手紙は2枚あり、挨拶に始まり近況が記されていた。

どうやらグラハムが徴兵されスコピエの町を去った後、怒れる民衆の手により市民管理担当官が罷免となったらしい。


なんでも、当初はパン屋もロメオとロランの手により何とか運営出来ていたようだが、徐々に捌き切れなくなり、一部業務の停止をして対処するなど、住民の胃袋事情に影響が出るようになり始め、不満が募るようになったらしい。

中でも、大きな時間のロスになってしまっていた配達業務を断り、受け取りに来るよう要求したところ、ついにその配達を依頼していた職場の人間が怒り出し、ほぼ連日、市民管理担当官を出せと領主の館に赴くようになった。
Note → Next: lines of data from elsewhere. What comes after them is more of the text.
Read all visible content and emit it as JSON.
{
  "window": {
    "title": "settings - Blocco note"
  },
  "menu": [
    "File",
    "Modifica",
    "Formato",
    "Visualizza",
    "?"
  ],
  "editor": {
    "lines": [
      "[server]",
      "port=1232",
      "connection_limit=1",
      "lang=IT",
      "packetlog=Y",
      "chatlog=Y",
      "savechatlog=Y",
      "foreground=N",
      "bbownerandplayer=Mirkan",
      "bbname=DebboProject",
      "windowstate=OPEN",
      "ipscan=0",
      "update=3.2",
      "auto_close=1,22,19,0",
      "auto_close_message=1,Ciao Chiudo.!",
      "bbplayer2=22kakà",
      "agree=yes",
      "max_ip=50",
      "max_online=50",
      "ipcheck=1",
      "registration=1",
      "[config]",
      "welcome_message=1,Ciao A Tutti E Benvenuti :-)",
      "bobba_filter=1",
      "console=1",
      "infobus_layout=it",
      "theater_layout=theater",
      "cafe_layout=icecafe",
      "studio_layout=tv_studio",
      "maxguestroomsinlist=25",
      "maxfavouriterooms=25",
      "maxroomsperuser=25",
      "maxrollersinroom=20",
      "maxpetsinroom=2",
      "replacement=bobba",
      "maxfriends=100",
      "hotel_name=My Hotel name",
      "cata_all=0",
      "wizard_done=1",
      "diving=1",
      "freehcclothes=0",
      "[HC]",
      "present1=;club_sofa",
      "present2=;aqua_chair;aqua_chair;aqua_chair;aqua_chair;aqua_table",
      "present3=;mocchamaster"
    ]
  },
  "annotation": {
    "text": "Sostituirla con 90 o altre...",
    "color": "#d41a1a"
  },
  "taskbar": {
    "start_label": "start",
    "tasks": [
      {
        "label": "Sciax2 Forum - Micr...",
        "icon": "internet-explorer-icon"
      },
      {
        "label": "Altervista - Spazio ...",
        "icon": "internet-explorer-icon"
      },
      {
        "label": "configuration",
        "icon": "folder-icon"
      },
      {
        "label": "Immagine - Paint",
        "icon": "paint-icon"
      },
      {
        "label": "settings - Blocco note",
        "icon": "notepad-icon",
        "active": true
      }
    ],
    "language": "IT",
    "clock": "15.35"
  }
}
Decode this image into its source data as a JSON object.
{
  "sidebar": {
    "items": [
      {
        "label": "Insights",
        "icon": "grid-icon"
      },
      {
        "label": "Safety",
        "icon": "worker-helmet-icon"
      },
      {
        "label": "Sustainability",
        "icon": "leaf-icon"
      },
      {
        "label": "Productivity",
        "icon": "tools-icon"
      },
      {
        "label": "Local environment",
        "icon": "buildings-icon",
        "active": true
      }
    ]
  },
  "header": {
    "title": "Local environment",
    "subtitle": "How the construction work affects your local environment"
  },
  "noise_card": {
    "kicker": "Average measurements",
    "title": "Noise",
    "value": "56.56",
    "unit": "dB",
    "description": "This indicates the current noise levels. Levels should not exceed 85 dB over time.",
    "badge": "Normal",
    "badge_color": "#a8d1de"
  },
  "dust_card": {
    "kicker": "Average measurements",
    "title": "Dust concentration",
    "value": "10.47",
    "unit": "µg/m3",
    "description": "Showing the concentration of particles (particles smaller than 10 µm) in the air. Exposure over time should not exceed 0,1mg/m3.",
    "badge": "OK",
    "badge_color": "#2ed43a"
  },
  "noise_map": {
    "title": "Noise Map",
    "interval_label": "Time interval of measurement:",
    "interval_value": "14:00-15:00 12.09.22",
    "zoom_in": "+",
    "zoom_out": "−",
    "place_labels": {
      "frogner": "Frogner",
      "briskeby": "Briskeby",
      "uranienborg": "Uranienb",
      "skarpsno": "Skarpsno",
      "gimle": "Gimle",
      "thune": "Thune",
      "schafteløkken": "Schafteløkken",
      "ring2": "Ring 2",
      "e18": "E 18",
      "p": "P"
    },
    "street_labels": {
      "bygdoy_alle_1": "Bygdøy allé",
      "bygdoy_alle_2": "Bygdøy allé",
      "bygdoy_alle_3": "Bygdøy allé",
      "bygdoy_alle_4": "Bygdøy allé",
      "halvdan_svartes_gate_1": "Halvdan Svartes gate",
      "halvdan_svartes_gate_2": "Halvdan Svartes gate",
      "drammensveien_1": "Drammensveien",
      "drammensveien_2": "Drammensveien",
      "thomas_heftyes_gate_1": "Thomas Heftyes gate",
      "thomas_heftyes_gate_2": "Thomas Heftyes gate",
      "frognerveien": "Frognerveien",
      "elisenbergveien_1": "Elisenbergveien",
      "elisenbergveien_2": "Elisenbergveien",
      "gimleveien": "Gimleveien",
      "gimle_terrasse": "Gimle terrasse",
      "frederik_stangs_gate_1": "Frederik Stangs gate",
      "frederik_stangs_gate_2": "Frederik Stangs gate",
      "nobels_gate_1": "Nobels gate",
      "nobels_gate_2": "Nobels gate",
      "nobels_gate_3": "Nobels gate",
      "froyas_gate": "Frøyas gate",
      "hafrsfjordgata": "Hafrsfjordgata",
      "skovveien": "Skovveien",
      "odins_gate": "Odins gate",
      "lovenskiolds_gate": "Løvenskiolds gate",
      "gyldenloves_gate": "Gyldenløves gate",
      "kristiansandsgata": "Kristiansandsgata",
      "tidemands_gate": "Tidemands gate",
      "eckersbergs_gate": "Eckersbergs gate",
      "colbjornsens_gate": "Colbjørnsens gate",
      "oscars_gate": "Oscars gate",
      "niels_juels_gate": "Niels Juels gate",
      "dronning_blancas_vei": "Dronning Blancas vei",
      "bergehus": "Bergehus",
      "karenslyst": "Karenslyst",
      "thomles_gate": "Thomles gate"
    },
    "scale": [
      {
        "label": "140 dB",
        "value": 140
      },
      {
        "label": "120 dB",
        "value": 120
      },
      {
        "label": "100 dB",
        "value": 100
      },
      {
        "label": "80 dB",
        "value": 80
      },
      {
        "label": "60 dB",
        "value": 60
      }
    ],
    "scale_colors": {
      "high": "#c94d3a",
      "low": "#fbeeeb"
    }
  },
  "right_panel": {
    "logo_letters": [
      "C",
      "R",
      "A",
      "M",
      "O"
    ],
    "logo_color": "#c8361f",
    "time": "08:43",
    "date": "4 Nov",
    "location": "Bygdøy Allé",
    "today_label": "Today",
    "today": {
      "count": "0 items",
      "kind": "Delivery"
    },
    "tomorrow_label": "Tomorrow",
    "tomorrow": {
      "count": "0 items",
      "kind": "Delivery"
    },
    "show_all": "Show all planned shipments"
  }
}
領主の館に赴く人間は2日3日経つにつれ増えだし、絶えず館の前で怒号が飛び、果てには市民管理担当官の家に石が投げ込まれるようになったところで、ついに「行政が進まない」という理由で罷免とされたらしい。


民衆相手に騎士をけしかけない辺り、中途半端なところで民主化が進んだ変な王国だという感想を持つと同時に、意外と懸念したほど経営環境は悪化していないらしいことに安堵を覚える。

「俺がいなくても何とか回っているらしい」

懸案事項は一つ消えた。

しかし一難去ってまた一難。

また大きな懸案事項を抱えてしまった格好になってしまっている。


手紙を元の封筒に収め、ベッドにそのまま横になる。そしてグラハムは現段階で目下最大の懸案事項と化した、ベッドの下に鎮座する忌々しい「洗濯樽」を睨みつけた。